The results obtained on the first set of 25 malaria infected patients are very encouraging. After 12 days of treatment Plasmodium trophozoites have completely disappeared in blood smears. This is no major surprise : it confirms the results obtained previously by IFBV-BELHERB and several African partners in at least 10 trials in different countries : an efficacy of > 95%.

The objective of these recent trials was to study the impact on gametocytes. The surprise is huge : the average gametocytemia for the 25 patients decreases to 16.1 % on day 12 down from its average original value of 100%  on day 0.

Further trials are in progress not only with Artemisia annua but also with Artemisia afra, a plant used in at least 10 African countries against malaria and readily available because growing wild. If the results are confirmed this is a breakthrough. A tremendous hope for Africa to break the transmission chain from man to mosquito. There is no other pharmaceutical drug really efficient against gametocytes without side effects.

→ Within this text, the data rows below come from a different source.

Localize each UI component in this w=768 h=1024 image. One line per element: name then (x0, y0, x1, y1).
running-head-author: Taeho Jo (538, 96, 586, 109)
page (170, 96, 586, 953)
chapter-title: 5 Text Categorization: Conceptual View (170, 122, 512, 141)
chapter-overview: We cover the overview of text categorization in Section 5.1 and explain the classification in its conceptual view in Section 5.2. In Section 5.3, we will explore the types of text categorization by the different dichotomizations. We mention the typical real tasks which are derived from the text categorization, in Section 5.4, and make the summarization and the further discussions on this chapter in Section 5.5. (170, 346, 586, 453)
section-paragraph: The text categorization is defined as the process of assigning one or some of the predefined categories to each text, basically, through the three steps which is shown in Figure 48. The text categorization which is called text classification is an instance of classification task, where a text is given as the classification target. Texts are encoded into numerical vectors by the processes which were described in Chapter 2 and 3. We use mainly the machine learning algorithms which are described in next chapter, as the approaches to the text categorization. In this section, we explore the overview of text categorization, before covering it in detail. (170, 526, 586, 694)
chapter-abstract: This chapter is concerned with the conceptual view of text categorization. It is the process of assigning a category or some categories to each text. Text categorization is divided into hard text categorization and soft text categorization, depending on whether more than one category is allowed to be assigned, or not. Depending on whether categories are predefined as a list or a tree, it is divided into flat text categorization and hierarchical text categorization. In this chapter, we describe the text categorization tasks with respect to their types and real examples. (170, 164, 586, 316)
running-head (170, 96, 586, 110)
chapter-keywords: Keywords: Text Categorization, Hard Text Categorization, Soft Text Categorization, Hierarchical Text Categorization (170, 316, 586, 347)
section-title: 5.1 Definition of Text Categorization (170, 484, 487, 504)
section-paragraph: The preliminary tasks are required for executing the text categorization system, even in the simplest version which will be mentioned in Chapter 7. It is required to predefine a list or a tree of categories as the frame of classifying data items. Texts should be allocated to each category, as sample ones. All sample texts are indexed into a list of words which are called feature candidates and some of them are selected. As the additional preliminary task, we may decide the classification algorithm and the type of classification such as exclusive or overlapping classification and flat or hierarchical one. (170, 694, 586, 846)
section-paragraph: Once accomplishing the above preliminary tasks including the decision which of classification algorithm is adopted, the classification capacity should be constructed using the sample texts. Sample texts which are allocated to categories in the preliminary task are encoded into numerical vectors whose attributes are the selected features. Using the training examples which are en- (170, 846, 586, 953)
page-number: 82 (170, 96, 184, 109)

The same medical team has started clinical trials with Artemisia against Schistosomiasis and Buruli ulcer, two neglected diseases

The Artemisia annua plant used in these trials has been extensively analyzed by several laboratories in Europe and Africa for minerals, essential oils, polyphenols, scopoletine, artemisinine. It is of the genotype poor in artemisinin and rich in artemisia ketone. Its non-toxicity is well known in the scientific literature and was confirmed by trials in Cameroon. This plant grown in Luxembourg by Co-Labor is registered as medicinal plant by the Luxembourg authorities and its constant quality is checked in conformity with ISO 17 205. Details on the analytical results and procedures applied are available on request.

Lets hope that these results will encourage other African medical doctors to run similar clinical trials and to end with the neo-colonial dependence an antimalarial drugs and gadgets imported from Europe.